Le parking face au salon de thé que j’affectionne est désert. Le soleil rasant de ce matin étire les ombres des rares voitures garées ça et là. Dehors, il fait froid à nouveau. Dans mes oreilles pulse une soul groovy qui donne un air de vacances à cet endroit qui pourtant n’a rien d’apaisant ni d’agréable. Une zone commerciale comme tant d’autres, laide et sale parfois. Il y a une grosse enseigne pour chaque commerce, de quoi se parquer aisément devant, et derrière, la poubelle avec ses cartons éventrés… Des panneaux publicitaires géants dégueulant leurs couleurs criardes jalonnent la route qui traverse cet amas de bâtiments cubiques en tôle.
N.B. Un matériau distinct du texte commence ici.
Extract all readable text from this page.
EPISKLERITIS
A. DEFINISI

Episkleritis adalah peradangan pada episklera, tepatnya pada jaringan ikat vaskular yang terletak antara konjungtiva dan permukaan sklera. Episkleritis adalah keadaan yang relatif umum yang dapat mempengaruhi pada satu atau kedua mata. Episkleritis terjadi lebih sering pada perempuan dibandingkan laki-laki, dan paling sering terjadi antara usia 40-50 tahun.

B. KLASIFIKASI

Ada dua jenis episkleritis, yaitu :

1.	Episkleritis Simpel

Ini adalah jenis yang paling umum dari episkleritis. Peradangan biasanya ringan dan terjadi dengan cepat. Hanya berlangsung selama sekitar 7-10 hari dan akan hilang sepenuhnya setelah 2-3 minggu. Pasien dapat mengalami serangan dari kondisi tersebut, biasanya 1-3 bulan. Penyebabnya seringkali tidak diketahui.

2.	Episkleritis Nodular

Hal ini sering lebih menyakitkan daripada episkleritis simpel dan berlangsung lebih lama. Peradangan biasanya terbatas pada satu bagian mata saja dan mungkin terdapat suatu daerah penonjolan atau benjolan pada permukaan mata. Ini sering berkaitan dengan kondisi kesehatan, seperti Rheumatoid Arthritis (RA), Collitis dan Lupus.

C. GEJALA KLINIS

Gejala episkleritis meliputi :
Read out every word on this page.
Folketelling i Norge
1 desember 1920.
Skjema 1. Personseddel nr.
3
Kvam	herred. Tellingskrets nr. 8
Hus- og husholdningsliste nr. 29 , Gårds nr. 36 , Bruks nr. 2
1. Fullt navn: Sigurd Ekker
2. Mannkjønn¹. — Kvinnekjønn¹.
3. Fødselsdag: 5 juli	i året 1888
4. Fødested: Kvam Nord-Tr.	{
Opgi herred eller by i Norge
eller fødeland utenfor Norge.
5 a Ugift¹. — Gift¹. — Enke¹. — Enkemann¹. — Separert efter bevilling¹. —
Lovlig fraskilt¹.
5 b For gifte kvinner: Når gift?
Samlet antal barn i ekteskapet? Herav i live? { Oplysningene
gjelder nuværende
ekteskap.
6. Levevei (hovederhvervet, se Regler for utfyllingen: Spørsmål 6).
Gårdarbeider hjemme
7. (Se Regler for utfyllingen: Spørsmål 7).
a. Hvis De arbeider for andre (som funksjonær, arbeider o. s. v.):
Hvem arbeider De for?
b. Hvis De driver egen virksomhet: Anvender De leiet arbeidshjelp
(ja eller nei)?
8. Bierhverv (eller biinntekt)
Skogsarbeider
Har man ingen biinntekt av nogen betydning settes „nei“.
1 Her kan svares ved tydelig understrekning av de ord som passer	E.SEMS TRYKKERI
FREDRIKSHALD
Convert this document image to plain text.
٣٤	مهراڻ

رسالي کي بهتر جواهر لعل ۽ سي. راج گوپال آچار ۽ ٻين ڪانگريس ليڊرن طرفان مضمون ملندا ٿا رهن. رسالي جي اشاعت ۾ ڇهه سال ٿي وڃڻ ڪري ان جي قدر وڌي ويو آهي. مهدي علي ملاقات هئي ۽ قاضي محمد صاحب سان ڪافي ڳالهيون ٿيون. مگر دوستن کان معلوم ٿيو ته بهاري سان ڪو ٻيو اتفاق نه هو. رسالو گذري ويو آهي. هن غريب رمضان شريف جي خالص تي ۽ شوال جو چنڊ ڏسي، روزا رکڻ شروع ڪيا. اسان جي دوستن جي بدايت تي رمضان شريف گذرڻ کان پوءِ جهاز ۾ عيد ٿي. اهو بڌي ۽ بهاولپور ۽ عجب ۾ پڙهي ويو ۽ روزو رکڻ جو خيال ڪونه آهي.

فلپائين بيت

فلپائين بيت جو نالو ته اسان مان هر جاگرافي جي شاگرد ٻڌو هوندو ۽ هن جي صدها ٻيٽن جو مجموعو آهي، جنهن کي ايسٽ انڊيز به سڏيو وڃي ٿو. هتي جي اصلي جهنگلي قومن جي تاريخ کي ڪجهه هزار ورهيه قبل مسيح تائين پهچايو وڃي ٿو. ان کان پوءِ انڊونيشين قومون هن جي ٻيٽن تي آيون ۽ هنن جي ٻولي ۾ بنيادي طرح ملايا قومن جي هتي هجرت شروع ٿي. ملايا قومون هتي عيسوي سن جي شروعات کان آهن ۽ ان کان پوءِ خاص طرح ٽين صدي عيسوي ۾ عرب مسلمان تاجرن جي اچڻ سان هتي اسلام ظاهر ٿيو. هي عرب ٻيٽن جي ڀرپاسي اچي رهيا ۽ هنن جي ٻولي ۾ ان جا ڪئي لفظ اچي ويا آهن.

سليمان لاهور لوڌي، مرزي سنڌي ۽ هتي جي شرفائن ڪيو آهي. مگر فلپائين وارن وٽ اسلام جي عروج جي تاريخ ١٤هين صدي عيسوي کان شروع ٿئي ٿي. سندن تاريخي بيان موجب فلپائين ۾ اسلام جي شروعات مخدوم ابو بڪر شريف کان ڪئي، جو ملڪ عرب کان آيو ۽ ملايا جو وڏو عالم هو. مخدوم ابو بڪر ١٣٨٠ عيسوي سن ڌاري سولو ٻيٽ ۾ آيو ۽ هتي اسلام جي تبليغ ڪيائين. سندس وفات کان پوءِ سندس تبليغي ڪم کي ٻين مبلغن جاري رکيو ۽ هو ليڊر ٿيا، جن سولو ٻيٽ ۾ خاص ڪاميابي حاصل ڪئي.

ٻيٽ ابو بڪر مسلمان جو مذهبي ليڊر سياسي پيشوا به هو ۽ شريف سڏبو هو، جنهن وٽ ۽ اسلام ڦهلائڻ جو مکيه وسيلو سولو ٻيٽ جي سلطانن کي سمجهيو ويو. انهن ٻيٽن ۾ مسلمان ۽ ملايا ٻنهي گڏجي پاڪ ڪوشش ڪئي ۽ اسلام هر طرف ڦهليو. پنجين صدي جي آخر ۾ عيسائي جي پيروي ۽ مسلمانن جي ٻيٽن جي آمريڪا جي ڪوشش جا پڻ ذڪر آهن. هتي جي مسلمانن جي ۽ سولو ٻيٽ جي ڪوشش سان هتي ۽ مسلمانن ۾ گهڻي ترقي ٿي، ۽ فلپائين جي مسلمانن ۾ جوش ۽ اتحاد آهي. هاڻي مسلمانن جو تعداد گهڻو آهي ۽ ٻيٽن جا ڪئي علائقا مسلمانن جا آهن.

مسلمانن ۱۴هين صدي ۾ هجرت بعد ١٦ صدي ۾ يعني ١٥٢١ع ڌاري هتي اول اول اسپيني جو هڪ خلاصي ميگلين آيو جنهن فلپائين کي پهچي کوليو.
Ici, l’esthétisme est sacrifié sur l’autel de l’efficacité commerciale.
On vend.
Tout.
Point barre.
Au loin, la neige a recouvert les crêtes du Jura de façon magnifique et offre un contraste saisissant avec cette zone commerciale.
Des SUV hors de prix, souvent allemand, voitures classiques dans cette région, vont et viennent à présent sur le parking qui se remplit. Des monstres de plus de deux tonnes poussées par des moteurs surpuissants pour trimbaler la plupart du temps une seule personne d’à peine 80 kilos qui vient boire son petit café et acheter son pain bio, parce qu’il faut bien faire attention à sa santé… Nous ne sommes que paradoxes, contradictions, le tout enrobé d’hypocrisie.
Il existe encore des tribus où lorsque les hommes abattent un arbre ou tuent un animal, il demandent pardon à leur Dieu. Nous voilà aux antipodes de ces considérations « archaïques »… Nos sociétés génocidaires banalisent la mort animale et le massacre du vivant en général. L’humain possède tout et dispose de tout, s’arroge tous les droits. Sa prédation s’applique également à ses congénères. Malgré cela, je ne suis pas misanthrope pour autant. J’aime les gens que j’ai choisis et je suis bien conscient que l’humanité recèle de belles personnes mais la période est sombre et parfois la tristesse l’emporte. J’observe cette société qui boite et va droit au mur.
Et si je me mettais à hurler d’un coup ? Juste parce que trop c’est trop et que nous sommes devenus fous ?! Qui est malade ? Moi qui vois des psy depuis 37 ans et tente de me remettre la tête à l’endroit ou la masse bêlante qui ne réalise pas ce qui se passe ? « Soyons désinvoltes, n’ayons l’air de rien » ironisait Cantat, le poète assassin, dans une chanson de Noir Désir. Mince, je cite ce type, je ne devrais pas mais cette injonction résume si bien le drame que nous vivons…
Il n’y aura pas de réveil.
Nous passerons du sommeil à la mort en percutant le mur.